Let's take $n=2$ as an example for simplicity. Define $\rho\in\mathrm{D}(\mathbb{C}^2\otimes\mathbb{C}^2)$ as
$$
\rho = \frac{1}{6}\,
\begin{pmatrix}
2 & 0 & 0 & 0\\
0 & 1 & 1 & 0\\
0 & 1 & 1 & 0\\
0 & 0 & 0 & 2
\end{pmatrix},
$$
which is proportional to the projection onto the symmetric subspace of $\mathbb{C}^2\otimes\mathbb{C}^2$. The projection onto the symmetric subspace is always separable, but here you can see it easily by applying the PPT test.
The rank of $\rho$ is 3.
It is possible to write $\rho$ as
$$
\rho = \frac{1}{4}\sum_{k = 1}^4 u_k u_k^{\ast} \otimes u_k u_k^{\ast}
$$
by taking $u_1,\ldots,u_4$ to be the four tetrahedral states, or any other four states that form a SIC (symmetric information-complete measurement) in $\mathbb{C}^2$. It is, however, not possible to express $\rho$ as
$$
\rho = \sum_{k = 1}^3 p_k x_k x_k^{\ast} \otimes y_k y_k^{\ast}
$$
for any choice of unit vectors $x_1,x_2,x_3,y_1,y_2,y_3\in\mathbb{C}^2$ and probabilities $p_1, p_2, p_3$. To see why, let us assume toward contradiction that such an expression does exist.
Observe first that because the image of $\rho$ is the symmetric subspace, the vectors $x_k$ and $y_k$ must be scalar multiples of one another for each $k$, so there is no loss of generality in assuming $y_k = x_k$. Next we will use the fact that if $\Pi$ is any rank $r$ projection operator and $z_1,\ldots,z_r$ are vectors satisfying
$$
\Pi = z_1 z_1^{\ast} + \cdots + z_r z_r^{\ast},
$$
then it must be that $z_1,\ldots,z_r$ are orthogonal unit vectors. Using the fact that $3\rho$ is a projection operator, we conclude that $p_1 = p_2 = p_3 = 1/3$ and $x_1\otimes x_1$, $x_2\otimes x_2$, $x_3\otimes x_3$ are orthogonal. This implies that $x_1$, $x_2$, $x_3$ are orthogonal.
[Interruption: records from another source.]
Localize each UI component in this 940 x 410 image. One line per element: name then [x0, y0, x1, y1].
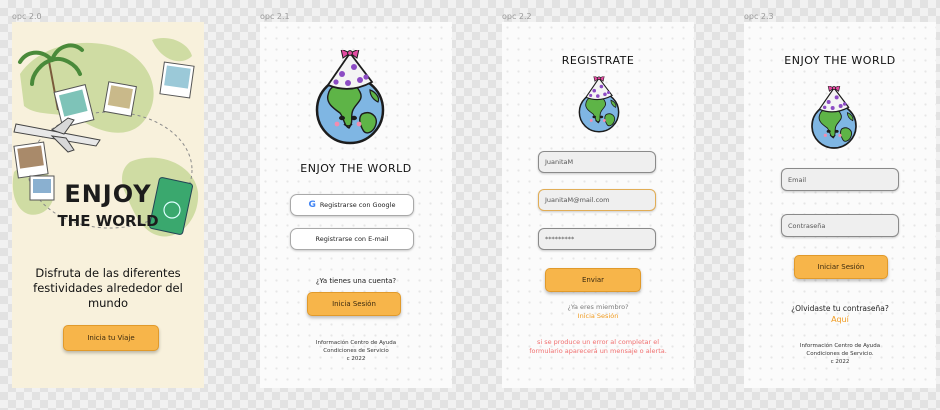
already-member-text: ¿Ya eres miembro?: [567, 303, 629, 311]
have-account-text: ¿Ya tienes una cuenta?: [315, 277, 397, 285]
password-input[interactable]: Contraseña: [781, 214, 899, 237]
submit-button[interactable]: Enviar: [545, 268, 641, 292]
footer: Información Centro de Ayuda Condiciones …: [744, 342, 936, 366]
photo-icon: [159, 61, 195, 99]
email-signup-button[interactable]: Registrarse con E-mail: [290, 228, 414, 250]
party-globe-mascot-icon: [806, 84, 862, 152]
photo-icon: [103, 81, 137, 117]
password-field[interactable]: *********: [538, 228, 656, 250]
google-signup-label: Registrarse con Google: [319, 201, 396, 209]
login-link[interactable]: Inicia Sesión: [502, 312, 694, 320]
start-journey-button[interactable]: Inicia tu Viaje: [63, 325, 159, 351]
world-map-illustration: ENJOY THE WORLD: [12, 22, 204, 262]
svg-text:THE WORLD: THE WORLD: [57, 212, 158, 230]
app-title: ENJOY THE WORLD: [784, 54, 896, 67]
register-title: REGISTRATE: [561, 54, 635, 67]
footer: Información Centro de Ayuda Condiciones …: [260, 339, 452, 363]
copyright-text: c 2022: [830, 359, 850, 365]
forgot-password-text: ¿Olvidaste tu contraseña?: [791, 304, 889, 313]
intro-screen: ENJOY THE WORLD Disfruta de las diferent…: [12, 22, 204, 388]
party-globe-mascot-icon: [308, 50, 392, 146]
reset-password-link[interactable]: Aquí: [744, 315, 936, 324]
frame-label-intro: opc 2.0: [12, 12, 42, 21]
google-signup-button[interactable]: G Registrarse con Google: [290, 194, 414, 216]
signup-options-screen: ENJOY THE WORLD G Registrarse con Google…: [260, 22, 452, 388]
frame-label-login: opc 2.3: [744, 12, 774, 21]
email-field[interactable]: JuanitaM@mail.com: [538, 189, 656, 211]
email-input[interactable]: Email: [781, 168, 899, 191]
login-button[interactable]: Inicia Sesión: [307, 292, 401, 316]
terms-link[interactable]: Condiciones de Servicio.: [744, 350, 936, 358]
google-icon: G: [308, 200, 316, 210]
frame-label-register: opc 2.2: [502, 12, 532, 21]
terms-link[interactable]: Condiciones de Servicio: [260, 347, 452, 355]
party-globe-mascot-icon: [574, 76, 624, 134]
app-title: ENJOY THE WORLD: [300, 162, 412, 175]
form-error-message: si se produce un error al completar el f…: [529, 338, 667, 355]
login-button[interactable]: Iniciar Sesión: [794, 255, 888, 279]
intro-caption: Disfruta de las diferentes festividades …: [33, 266, 183, 310]
username-field[interactable]: JuanitaM: [538, 151, 656, 173]
login-screen: ENJOY THE WORLD Email Contraseña Iniciar…: [744, 22, 936, 388]
frame-label-signup-options: opc 2.1: [260, 12, 290, 21]
help-center-link[interactable]: Información Centro de Ayuda: [744, 342, 936, 350]
copyright-text: c 2022: [346, 356, 366, 362]
help-center-link[interactable]: Información Centro de Ayuda: [260, 339, 452, 347]
svg-text:ENJOY: ENJOY: [64, 180, 151, 208]
register-screen: REGISTRATE JuanitaM JuanitaM@mail.com **…: [502, 22, 694, 388]
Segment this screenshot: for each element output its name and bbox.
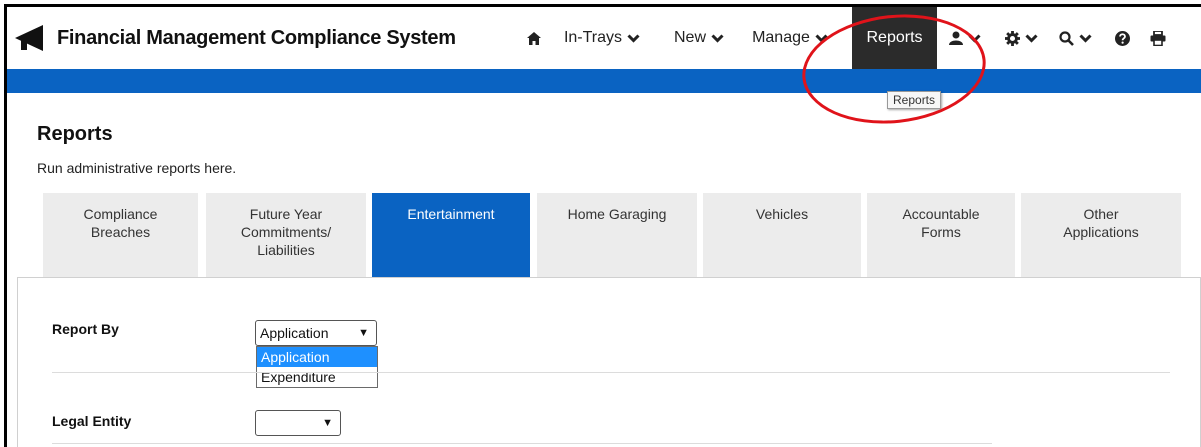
nav-search-menu[interactable] xyxy=(1052,7,1098,69)
app-frame: Financial Management Compliance System I… xyxy=(4,4,1201,447)
user-icon xyxy=(949,31,963,45)
legal-entity-label: Legal Entity xyxy=(52,413,132,429)
tab-accountable-forms[interactable]: Accountable Forms xyxy=(867,193,1015,277)
nav-new-label: New xyxy=(673,29,706,46)
tab-entertainment[interactable]: Entertainment xyxy=(372,193,530,277)
nav-reports-label: Reports xyxy=(866,29,923,46)
legal-entity-select[interactable]: ▼ xyxy=(255,410,341,436)
reports-tooltip: Reports xyxy=(887,91,942,109)
report-by-value: Application xyxy=(260,325,329,341)
chevron-down-icon xyxy=(968,33,981,43)
report-form-panel xyxy=(17,277,1201,447)
nav-in-trays-label: In-Trays xyxy=(563,29,623,46)
nav-home[interactable] xyxy=(523,7,545,69)
tab-home-garaging[interactable]: Home Garaging xyxy=(537,193,697,277)
home-icon xyxy=(527,31,541,45)
report-by-options: Application Expenditure xyxy=(256,346,378,388)
chevron-down-icon xyxy=(815,33,828,43)
tab-vehicles[interactable]: Vehicles xyxy=(703,193,861,277)
search-icon xyxy=(1058,30,1074,46)
dropdown-arrow-icon: ▼ xyxy=(322,417,333,429)
top-navbar: Financial Management Compliance System I… xyxy=(7,7,1201,69)
tab-compliance-breaches[interactable]: Compliance Breaches xyxy=(43,193,198,277)
nav-manage-label: Manage xyxy=(752,29,810,46)
app-title: Financial Management Compliance System xyxy=(57,26,456,49)
nav-new[interactable]: New xyxy=(669,7,729,69)
brand[interactable]: Financial Management Compliance System xyxy=(13,21,456,55)
nav-user-menu[interactable] xyxy=(943,7,987,69)
nav-reports[interactable]: Reports xyxy=(852,7,937,69)
page-subtitle: Run administrative reports here. xyxy=(37,160,237,176)
nav-in-trays[interactable]: In-Trays xyxy=(557,7,647,69)
print-icon xyxy=(1150,30,1166,46)
megaphone-logo-icon xyxy=(15,25,43,51)
report-by-label: Report By xyxy=(52,321,119,337)
tab-future-year-commitments[interactable]: Future Year Commitments/ Liabilities xyxy=(206,193,366,277)
gear-icon xyxy=(1004,30,1020,46)
chevron-down-icon xyxy=(711,33,724,43)
nav-help[interactable] xyxy=(1109,7,1135,69)
option-expenditure[interactable]: Expenditure xyxy=(257,367,377,387)
form-divider-bottom xyxy=(52,443,992,444)
tab-other-applications[interactable]: Other Applications xyxy=(1021,193,1181,277)
chevron-down-icon xyxy=(1078,33,1092,43)
brand-band xyxy=(7,69,1201,93)
page-title: Reports xyxy=(37,123,113,145)
form-divider xyxy=(52,372,1170,373)
nav-manage[interactable]: Manage xyxy=(742,7,838,69)
chevron-down-icon xyxy=(627,33,640,43)
report-by-select[interactable]: Application ▼ xyxy=(255,320,377,346)
option-application[interactable]: Application xyxy=(257,347,377,367)
nav-print[interactable] xyxy=(1143,7,1173,69)
help-icon xyxy=(1114,30,1130,46)
dropdown-arrow-icon: ▼ xyxy=(358,327,369,339)
chevron-down-icon xyxy=(1024,33,1038,43)
nav-settings-menu[interactable] xyxy=(999,7,1043,69)
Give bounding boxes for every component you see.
This, however, contradicts the fact that these vectors are drawn from a space of dimension 2, so we have a contradiction and we're done.
More generally, the symmetric Werner state $\rho\in\mathrm{D}(\mathbb{C}^n\otimes\mathbb{C}^n)$ is always separable and has rank $\binom{n+1}{2}$ but cannot be written as a convex combination of fewer than $n^2$ rank one separable states (and that is only possible when there exists a SIC in dimension $n$). This fact is proved in a paper by Andrew Scott [[arXiv:quant-ph/0604049]][1].
[1]: https://arxiv.org/abs/quant-ph/0604049